Honte aux victimes. Comme dans ces familles où l’inceste est tu, par peur des représailles, pour préserver la famille, tandis que la victime, elle, est marquée à vie, et priée de souffrir en silence. Ce n’est pas considéré comme de la non-assistance à personne en danger mais une façon de préserver les équilibres sociaux dictés par les puissants.

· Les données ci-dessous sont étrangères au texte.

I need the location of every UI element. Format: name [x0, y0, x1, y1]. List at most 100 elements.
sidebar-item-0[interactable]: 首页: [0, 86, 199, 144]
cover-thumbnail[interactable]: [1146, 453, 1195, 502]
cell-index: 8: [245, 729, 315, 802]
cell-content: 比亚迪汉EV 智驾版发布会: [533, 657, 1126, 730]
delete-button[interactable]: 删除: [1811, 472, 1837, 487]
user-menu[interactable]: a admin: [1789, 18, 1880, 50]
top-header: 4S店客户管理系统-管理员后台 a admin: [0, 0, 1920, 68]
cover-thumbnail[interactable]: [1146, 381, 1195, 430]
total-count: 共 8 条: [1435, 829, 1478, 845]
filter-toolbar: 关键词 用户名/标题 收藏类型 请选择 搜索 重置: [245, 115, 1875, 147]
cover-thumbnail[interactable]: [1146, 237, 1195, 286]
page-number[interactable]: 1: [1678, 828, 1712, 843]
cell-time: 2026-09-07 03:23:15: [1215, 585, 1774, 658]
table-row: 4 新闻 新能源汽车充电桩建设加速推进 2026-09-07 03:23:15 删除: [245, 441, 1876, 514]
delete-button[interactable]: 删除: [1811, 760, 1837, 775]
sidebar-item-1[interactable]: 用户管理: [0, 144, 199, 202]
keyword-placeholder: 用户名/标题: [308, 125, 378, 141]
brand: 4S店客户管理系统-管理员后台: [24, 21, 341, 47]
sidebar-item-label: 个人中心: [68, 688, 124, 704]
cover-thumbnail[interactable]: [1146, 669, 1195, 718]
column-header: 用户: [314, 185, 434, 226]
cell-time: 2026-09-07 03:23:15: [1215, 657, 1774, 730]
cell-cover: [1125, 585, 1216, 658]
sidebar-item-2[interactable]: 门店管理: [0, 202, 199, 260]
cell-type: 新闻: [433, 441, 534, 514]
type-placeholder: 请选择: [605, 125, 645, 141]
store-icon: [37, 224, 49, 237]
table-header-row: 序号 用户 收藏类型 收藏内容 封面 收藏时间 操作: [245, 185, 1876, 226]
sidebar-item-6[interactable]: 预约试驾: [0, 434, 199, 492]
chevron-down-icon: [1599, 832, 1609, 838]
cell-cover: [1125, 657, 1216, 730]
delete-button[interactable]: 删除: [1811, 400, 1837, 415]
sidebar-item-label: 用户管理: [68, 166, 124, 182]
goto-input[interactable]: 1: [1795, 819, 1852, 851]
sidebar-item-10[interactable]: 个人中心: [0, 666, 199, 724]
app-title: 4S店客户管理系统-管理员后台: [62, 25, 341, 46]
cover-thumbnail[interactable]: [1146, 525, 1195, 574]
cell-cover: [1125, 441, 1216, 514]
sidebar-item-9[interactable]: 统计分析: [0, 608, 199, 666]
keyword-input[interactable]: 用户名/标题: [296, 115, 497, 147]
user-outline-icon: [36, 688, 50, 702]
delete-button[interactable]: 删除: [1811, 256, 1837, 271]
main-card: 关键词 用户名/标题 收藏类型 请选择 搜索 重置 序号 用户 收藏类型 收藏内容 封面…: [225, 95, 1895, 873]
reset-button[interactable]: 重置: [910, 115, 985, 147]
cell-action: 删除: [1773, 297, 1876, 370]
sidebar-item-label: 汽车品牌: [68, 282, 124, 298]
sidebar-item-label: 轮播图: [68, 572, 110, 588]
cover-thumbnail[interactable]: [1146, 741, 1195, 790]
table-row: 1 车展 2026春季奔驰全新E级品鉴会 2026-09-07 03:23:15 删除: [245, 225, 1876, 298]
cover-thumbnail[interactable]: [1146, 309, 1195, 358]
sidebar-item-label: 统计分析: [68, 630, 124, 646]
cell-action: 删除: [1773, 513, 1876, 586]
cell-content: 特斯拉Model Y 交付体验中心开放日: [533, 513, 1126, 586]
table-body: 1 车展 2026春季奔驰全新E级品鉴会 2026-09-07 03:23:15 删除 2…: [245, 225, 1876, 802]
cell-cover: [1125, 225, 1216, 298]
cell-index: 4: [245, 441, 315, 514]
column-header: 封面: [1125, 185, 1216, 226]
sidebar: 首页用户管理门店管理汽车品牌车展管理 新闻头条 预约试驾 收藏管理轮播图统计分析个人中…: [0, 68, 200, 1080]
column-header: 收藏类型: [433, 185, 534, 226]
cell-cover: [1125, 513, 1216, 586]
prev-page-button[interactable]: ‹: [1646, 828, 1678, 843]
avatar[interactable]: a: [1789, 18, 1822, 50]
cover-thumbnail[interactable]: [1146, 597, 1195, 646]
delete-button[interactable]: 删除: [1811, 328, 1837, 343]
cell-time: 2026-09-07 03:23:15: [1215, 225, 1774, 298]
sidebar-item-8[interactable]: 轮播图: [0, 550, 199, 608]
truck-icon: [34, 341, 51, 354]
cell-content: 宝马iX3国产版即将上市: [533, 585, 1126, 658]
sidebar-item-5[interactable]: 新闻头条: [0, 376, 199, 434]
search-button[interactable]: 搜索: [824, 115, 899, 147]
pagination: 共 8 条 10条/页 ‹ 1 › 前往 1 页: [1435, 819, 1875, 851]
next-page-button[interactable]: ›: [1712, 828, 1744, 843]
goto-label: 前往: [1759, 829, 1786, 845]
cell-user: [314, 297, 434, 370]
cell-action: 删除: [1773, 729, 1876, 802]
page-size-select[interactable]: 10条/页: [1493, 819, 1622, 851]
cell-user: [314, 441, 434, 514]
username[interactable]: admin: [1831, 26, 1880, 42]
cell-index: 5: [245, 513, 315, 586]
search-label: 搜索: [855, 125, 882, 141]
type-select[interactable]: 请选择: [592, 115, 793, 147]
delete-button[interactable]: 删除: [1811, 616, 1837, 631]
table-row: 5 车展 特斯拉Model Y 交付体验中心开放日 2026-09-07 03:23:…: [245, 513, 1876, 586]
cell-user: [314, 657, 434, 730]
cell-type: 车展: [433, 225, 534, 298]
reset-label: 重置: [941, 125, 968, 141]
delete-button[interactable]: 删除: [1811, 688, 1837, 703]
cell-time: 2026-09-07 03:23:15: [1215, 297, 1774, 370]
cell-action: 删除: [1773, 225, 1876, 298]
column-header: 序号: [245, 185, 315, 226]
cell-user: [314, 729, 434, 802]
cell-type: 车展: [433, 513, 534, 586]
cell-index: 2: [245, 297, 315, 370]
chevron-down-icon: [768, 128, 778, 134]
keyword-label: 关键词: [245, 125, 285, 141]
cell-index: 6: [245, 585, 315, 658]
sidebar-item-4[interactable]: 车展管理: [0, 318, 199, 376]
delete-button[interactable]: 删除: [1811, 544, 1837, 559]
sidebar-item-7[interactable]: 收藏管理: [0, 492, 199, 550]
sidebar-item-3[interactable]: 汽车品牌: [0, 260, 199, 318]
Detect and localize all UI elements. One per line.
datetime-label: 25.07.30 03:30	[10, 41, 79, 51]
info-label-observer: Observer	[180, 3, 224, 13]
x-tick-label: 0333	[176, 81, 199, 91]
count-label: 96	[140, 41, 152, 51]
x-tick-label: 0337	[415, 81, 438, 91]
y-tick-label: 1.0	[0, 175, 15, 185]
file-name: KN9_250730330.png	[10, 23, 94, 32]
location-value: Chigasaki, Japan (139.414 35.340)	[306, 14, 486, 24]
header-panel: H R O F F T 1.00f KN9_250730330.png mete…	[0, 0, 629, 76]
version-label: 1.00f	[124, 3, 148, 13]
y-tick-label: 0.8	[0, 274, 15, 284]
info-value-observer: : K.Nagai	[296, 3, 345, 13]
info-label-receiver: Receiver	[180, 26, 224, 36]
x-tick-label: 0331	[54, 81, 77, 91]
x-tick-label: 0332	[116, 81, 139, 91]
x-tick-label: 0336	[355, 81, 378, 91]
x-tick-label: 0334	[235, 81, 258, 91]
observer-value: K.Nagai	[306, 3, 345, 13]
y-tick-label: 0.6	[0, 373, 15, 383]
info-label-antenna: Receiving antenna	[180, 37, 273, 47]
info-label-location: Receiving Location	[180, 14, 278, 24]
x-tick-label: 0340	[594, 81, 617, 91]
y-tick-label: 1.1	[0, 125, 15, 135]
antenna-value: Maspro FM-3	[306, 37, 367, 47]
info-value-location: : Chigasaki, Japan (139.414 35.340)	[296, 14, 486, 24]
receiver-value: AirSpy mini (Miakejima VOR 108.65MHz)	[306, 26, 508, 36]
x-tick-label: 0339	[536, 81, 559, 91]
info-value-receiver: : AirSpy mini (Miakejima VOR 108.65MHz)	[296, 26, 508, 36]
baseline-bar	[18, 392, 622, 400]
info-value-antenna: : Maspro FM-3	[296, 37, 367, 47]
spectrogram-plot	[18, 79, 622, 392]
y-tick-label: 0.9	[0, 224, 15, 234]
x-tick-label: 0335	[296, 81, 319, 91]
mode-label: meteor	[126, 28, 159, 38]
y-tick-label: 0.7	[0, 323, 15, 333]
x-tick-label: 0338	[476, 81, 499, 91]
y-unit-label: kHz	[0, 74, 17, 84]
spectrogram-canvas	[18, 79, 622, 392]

Le viol fait rire sur un plateau télé
Dans le cas de Tristane Banon, la loi du silence aurait dû être rompue par les médias. La jeune femme avait parlé de l’affaire en 2007 dans une émission de Thierry Ardisson, « 93, faubourg Saint-Honoré » (voir la vidéo ici). Elle devait interviewer DSK pour l’écriture d’un livre et raconte l’agression devant une dizaine de personnes. Elle raconte la bagarre et précise « J’ai dit le mot « viol » pour lui faire peur, ça ne lui a pas fait peur ». Autour d’elle, les invités rigolent, Thierry Ardisson ponctue même une de ses phrases de « j’adore » , puis elle affirme avoir vu un avocat, préparé un dossier puis renoncé parce qu’elle ne voulait pas, toute sa vie « être la fille qui a eu un problème avec un homme politique… »
Au passage, un invité lui demande comment elle était habillée, histoire de reprendre l’antienne de la personne violée qui l’a bien cherché. En tout cas la scène, comme des centaines d’autres dans les médias, fait oublier que le viol est un crime.
A ce jour, on ne sait pas ce qui s’est réellement passé, ni si DSK est un malade qu’il faut accompagner, mais la façon dont les médias parleront des victimes sera déterminante pour fissurer l’omerta sur les crimes sexuels en France.